USA TODAY International Edition
‘Saboteur’ reads like fiction with real thrills
Sometimes, the best author is real life.
In these cases, non-fiction tales unfold in ways that even the most imaginative novelist couldn’t dream up — and if he or she did, reviewers would scoff at the unbelievability of the book.
The subtitle of Paul Kix’s The Saboteur: The Aristocrat Who Became France’s Most Daring Anti-Nazi Commando (Harper, 222 pp., ★★★1/2) promises the reader a wild ride that would put Dan Brown, Agatha Christie or Tom Clancy to shame.
Robert de La Rochefoucauld was still in his teens when he decided to follow an exiled Gen. Charles de Gaulle’s call for resistance against the Nazis in 1940. He walked from France — where his family tree reached back to 900 A.D. — to Spain and made his way to England. De Gaulle gave the young man the thumbs-up to join the British, who were training agents from the Continent in special operations.
La Rochefoucauld learned how to help resisters fight back — from how to make and place explosives to how to kill an attacker with one’s bare hands to how to withstand torture.

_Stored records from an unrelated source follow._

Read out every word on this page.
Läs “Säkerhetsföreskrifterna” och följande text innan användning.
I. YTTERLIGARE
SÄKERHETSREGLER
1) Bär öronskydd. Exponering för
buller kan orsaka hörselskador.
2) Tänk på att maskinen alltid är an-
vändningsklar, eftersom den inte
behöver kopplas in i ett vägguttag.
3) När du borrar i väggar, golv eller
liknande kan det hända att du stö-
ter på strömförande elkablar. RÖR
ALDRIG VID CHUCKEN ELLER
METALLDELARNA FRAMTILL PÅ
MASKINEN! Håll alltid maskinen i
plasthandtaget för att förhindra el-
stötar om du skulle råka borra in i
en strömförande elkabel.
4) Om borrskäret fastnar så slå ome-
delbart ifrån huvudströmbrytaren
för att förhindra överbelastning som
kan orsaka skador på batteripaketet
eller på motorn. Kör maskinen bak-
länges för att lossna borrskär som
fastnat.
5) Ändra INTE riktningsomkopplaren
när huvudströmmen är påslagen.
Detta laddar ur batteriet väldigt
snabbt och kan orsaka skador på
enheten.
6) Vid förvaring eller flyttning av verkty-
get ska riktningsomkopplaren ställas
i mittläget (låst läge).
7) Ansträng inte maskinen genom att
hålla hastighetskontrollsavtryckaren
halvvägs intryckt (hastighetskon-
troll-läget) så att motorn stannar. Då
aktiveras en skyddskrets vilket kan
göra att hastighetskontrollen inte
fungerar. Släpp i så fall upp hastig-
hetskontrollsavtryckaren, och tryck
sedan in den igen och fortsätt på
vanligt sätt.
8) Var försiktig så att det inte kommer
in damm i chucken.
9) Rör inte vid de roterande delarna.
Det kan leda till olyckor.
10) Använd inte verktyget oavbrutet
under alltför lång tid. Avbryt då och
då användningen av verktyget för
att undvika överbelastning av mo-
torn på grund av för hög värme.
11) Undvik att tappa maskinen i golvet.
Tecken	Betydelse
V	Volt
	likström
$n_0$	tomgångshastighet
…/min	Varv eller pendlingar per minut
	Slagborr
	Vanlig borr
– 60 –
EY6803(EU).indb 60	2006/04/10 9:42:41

Kix’s real-life adventure book is informed by interviews with members of his subject’s family, piles of government records and La Rochefoucauld’s autobiography. Kix fastidiously cross references dates and facts to keep the time line uncolored by clan lore and the protagonist’s sometimes fuzzy memory. (La Rochefoucauld’s testimony on behalf of Vichy official Maurice Papon during Papon’s 1997-1998 trial brings controversy to what would otherwise be a black-and-white tale.)
The narrative voice in The Saboteur seems crafted to live up to its pageturner promise. But sometimes Kix is too eager to write like a novelist, resulting in cliches where the true drama could stand on its own.
The ability of Kix, a deputy editor at
ESPN the Magazine, to infuse every chapter with facts and analysis makes the book an enjoyable read.
And the real-life ending seems almost too good to be true. La Rochefoucauld died on May 8, 2012, the 67th anniversary of what he’d risked his life to help bring about: V-E Day.